Supervised Contrastive Learning for Robust and Efficient Multi-modal Emotion and Sentiment Analysis
Document Type
Conference
Source
2022 26th International Conference on Pattern Recognition (ICPR) Pattern Recognition (ICPR), 2022 26th International Conference on. :2423-2429 Aug, 2022
Subject
Computing and Processing
Robotics and Control Systems
Signal Processing and Analysis
Training
Sentiment analysis
Computational modeling
Computer architecture
Predictive models
Transformers
Robustness
Language
ISSN
2831-7475
Abstract
Expression of human emotion and sentiment are often multi-modal consisting use of spoken speech, vision, and text. Combining multiple modalities allows learning-based models to benefit with the complementary information present across modalities to produce more accurate predictions. One of the bigger challenges in multi-modal affective computing is performance consistency in non-ideal scenarios. Most benchmarks fail to generalize in non-ideal scenarios where one of the modalities is missing or highly corrupted due to occlusion, sensor errors, or change of orientation. Consequently, various modality fusion approaches were proposed. However, most of these fusion approaches assume that each modality is equally useful. To address the challenge of performance consistency, in this work we propose to use supervised contrastive learning (SCL). We demonstrate through various experiments and comparison with state-of-the-art (SOTA) methods that the model robustness against corrupted and missing modalities improves when trained with SCL. Next, we use the Perceiver architecture [1] in order to efficiently combine the representations of different modalities.

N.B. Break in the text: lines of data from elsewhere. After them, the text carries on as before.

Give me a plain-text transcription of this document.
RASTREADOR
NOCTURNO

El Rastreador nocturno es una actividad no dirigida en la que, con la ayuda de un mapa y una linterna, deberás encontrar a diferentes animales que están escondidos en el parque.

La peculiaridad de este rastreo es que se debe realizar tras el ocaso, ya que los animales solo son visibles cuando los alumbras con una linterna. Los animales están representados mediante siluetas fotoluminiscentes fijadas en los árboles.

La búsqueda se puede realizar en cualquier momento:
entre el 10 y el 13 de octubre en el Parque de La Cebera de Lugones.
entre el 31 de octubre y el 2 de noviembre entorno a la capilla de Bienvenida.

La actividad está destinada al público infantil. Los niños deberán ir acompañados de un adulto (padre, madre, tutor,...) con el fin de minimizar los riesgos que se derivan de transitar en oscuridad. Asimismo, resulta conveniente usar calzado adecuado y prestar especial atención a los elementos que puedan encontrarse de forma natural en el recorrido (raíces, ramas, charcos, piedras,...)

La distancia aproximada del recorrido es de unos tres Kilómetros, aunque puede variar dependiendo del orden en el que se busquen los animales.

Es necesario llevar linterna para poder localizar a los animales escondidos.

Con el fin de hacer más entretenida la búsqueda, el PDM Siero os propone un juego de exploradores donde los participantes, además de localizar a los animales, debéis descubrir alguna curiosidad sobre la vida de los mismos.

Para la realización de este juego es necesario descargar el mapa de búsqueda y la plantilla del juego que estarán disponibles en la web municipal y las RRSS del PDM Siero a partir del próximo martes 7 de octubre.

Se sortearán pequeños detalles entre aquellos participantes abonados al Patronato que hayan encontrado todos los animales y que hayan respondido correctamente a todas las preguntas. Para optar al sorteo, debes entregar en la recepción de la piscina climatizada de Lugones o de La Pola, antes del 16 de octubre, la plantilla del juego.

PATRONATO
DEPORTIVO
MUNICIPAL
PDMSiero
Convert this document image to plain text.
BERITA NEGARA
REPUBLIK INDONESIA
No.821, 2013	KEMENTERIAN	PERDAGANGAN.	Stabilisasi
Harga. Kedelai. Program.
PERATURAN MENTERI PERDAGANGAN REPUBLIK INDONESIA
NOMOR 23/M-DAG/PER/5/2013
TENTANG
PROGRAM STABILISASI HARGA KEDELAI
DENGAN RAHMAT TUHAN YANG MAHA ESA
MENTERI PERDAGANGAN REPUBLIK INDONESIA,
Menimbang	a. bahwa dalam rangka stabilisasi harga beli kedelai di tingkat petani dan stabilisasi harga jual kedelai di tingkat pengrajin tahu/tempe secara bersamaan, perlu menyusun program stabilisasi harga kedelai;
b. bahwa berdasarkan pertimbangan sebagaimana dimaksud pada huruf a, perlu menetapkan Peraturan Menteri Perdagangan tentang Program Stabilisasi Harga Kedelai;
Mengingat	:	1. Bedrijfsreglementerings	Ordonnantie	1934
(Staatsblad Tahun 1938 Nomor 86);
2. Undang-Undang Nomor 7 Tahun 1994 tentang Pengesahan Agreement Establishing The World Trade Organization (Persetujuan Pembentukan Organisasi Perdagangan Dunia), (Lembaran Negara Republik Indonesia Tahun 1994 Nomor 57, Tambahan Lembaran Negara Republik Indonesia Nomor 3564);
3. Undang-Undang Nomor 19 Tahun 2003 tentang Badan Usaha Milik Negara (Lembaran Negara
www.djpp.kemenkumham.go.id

Its iterative attention mechanism allows to create a reduced latent representation in an efficient manner. We observe that it can accommodate a wide range of modality combinations, allowing for robust information fusion. Our approach allows reduction of model complexity and efficient fusion of different modalities, while maintaining the performance consistency and model robustness. We conduct ablation experiments to study the effect of each contribution in different scenarios, and we show that the proposed methods outperform the state-of-art, while simultaneously being robust to corrupted modalities. Our method also outperforms its counterparts and SOTA while using less numerical complexity (inference times and compute operations).